Followed by roast pork and crackling, so all too thirsty cos of all the salt!
I think i need to become a vegan! or a vegetable!
A few festivities this week. Dinner out with the choir ladies. We were forced into singing our rendition of 'Let it snow'. In front of the whole pub too! Of course, roses were thrown at us as a gesture of pleasure. I wish it had been Cadburys Roses! Although i think they may have hurt. Smacked in the eye by a flying toffee penny! That could be Quality Street, but i shan't worry about that.
The applause could be heard all the way to Wembley Stadium!
We weren't invited back tho!
Yesterday I met with me Julie for a coffee and mince pie at Haskins Garden Centre. The mince pies were so hard they could have been used to build some houses strong enough to withstand a mighty tornado!
The coffee was too strong. The hot chocolate was too sweet. But at Christmas we put up with all the crap, don't we!
Roast turkey for lunch at Stewarts Garden centre with Marion and Terry.
It was lovely ambling round the christmassy stuff. I was feeling quite festive.
Its beginning to look a lot like Christmas.......

29.11.14

Apart from Ruby my cockapoo being constipated to the point of bowel obstruction, and needing an enema and barium meal, its been a good day. Ruby has had her cannula removed!!! Im the one who has cannulas Ruby, not you. This blog is about me!!! Me me me!!!
I arrived at Chris's house after a fairly stressful journey. The traffic was amazingly good. The stress was me worrying about whether or not Ruby would chuck up on the way there.
She didn't, thank goodness, but Loki did on the back seat. Luckily, protection was in place! Or should i say Lokily!!!
I unpacked the car. So much stuff. My house must be empty cos I've brought most of it to Chris's!
I did however forget the 2 advent calendars! There'll be a lot of catching up when i do deliver them. Every cloud and all that.....
Chris's carer, Anna, plied me with tea as soon as i got in. She took Chris's dogs (all 5 of them) for a walk and took Dottie with her. Ruby is too needy to go with her. She'd rather stay with me! And Loki is too small to send out with 5 crazy, bounding, large dogs.
And Chris, Chloe and i went out to buy the Christmas tree.

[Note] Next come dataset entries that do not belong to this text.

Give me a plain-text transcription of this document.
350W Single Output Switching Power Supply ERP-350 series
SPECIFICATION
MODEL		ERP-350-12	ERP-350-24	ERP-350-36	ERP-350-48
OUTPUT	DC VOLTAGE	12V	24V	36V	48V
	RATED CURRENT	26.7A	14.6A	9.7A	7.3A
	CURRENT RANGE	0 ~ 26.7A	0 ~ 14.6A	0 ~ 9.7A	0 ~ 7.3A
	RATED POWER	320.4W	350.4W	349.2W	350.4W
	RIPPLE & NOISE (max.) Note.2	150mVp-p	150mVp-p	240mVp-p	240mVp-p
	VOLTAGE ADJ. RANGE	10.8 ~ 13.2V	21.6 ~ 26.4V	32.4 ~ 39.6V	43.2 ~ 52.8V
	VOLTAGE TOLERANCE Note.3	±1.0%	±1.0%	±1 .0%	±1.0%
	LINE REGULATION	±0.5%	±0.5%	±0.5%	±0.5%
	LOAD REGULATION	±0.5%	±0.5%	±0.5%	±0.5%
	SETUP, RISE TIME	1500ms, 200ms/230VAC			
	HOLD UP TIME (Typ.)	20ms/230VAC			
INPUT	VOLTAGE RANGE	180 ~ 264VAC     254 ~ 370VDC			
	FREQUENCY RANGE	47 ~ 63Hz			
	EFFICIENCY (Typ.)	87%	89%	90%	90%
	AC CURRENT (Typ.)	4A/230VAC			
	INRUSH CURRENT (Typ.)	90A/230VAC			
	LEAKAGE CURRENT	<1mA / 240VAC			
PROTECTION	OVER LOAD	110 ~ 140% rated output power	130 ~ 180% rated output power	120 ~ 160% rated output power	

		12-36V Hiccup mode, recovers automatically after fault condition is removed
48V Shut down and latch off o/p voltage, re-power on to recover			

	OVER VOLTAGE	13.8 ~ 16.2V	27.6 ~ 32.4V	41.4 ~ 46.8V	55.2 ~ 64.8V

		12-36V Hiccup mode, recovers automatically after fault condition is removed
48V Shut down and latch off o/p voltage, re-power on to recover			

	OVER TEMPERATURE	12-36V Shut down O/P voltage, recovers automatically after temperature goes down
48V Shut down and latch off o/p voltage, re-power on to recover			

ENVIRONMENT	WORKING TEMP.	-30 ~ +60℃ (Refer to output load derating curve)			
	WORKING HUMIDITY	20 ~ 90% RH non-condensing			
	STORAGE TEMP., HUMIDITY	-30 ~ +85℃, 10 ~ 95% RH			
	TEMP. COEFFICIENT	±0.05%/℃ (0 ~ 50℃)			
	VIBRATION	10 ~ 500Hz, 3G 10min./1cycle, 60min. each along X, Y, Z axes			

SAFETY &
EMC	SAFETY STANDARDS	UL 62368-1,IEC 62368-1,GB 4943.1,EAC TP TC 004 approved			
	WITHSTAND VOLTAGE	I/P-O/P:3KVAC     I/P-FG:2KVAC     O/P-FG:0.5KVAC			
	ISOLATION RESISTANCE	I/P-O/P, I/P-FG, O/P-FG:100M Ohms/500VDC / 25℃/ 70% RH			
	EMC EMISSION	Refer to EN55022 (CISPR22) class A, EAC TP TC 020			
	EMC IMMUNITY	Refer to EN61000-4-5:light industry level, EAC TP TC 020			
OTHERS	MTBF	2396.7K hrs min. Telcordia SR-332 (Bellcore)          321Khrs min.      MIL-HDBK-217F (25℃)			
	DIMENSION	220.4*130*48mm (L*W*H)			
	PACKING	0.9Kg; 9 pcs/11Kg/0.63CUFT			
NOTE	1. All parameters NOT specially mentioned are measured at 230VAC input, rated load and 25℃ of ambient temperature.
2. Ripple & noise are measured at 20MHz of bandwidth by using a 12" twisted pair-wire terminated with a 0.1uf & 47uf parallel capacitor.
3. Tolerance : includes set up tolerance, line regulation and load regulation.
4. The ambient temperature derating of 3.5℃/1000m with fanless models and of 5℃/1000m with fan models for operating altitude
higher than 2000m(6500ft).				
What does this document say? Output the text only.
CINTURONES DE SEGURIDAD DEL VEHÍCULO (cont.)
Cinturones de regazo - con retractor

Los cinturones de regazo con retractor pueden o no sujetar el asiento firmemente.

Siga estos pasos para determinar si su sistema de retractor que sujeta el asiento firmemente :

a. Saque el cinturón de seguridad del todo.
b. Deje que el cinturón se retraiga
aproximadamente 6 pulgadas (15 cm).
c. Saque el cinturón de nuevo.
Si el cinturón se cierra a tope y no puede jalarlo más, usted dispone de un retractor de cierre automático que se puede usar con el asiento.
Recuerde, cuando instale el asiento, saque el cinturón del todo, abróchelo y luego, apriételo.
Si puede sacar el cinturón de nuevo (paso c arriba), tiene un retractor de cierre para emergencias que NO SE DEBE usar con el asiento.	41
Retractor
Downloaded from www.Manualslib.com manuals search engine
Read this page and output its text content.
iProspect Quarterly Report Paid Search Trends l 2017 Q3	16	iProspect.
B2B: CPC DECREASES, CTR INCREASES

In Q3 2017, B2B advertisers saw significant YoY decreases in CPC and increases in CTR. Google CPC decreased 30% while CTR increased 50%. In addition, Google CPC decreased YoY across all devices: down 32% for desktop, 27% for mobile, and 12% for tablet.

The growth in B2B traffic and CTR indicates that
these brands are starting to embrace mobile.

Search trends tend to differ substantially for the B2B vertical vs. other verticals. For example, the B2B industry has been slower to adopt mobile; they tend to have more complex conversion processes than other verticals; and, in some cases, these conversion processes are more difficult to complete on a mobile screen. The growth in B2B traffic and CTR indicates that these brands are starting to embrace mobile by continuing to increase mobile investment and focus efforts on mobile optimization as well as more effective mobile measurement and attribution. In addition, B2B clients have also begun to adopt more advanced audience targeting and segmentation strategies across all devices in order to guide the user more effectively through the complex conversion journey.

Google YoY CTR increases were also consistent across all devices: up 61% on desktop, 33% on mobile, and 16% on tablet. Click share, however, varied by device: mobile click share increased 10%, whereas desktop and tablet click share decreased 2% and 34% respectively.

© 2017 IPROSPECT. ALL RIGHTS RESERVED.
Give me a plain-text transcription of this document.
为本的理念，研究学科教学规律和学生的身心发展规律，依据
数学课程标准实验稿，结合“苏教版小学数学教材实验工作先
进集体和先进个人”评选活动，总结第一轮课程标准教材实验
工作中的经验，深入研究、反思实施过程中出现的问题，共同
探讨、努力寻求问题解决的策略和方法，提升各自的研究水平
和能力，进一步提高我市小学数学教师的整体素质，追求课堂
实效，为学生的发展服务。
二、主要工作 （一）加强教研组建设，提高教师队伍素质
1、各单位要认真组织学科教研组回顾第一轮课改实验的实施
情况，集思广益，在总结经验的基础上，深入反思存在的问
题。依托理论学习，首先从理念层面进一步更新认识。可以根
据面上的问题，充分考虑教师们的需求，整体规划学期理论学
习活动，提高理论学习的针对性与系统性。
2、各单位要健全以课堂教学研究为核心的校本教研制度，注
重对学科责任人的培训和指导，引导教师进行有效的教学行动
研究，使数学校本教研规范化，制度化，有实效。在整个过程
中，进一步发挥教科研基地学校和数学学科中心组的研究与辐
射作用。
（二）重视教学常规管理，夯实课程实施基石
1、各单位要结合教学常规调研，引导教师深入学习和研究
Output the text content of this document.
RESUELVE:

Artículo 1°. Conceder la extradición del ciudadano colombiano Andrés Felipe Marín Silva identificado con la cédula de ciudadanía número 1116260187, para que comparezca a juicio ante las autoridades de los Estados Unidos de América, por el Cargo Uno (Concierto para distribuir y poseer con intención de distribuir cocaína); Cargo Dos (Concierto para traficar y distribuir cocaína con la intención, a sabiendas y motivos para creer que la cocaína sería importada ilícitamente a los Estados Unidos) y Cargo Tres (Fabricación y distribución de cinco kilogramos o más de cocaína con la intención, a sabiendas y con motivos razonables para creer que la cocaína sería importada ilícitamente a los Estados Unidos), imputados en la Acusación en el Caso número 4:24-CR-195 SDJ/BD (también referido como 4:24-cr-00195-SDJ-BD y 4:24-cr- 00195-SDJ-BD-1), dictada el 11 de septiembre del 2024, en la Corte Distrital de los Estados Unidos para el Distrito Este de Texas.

And here it is, before and after. I'll let you work out which is which.
And to get in the festive mood, heres a picture of Snowball the reindeer.
He lives at the 'farm' where we got the tree, along with lots of other animals. It was lovely, although i was covered in mud.
Fun and frolics were had at Chris's. We had drinkies, roast lamb, we moved tortoises about (don't ask!). I met Liz and Martyn, which was lovely. 
A mad dash back home on monday ready for the Rock Choir concert. Oh what fun we had, as well as raising money for Citizens Advice Bureau. I sang a solo, All Over The World. 
This morning i had my first hair cut! Its only been trimmed in a few places. One side behind my ear was nearly 2 inches longer than the other side! Im amazed. I have a proper hair cut now, and only 5 months since my last chemo. This time next year, i'll be Rapunzel.
Today i have travelled the length and breadth of the country - well, to Southampton, the Apple Store. My phone has been very quiet, and i don't mean no ones ringing me! I can hardly hear anyone talking or anything at all actually. Turns out there was fluff in the earpiece mesh cover! Lucky they didn't charge me!
As a special treat to me, i bought a Mac Air. Yes I'm made of money! But i don't think i could cope if my MacBook died on me, and that looks imminent. 
It also means i have to visit Chris next weekend so he can set it up for me!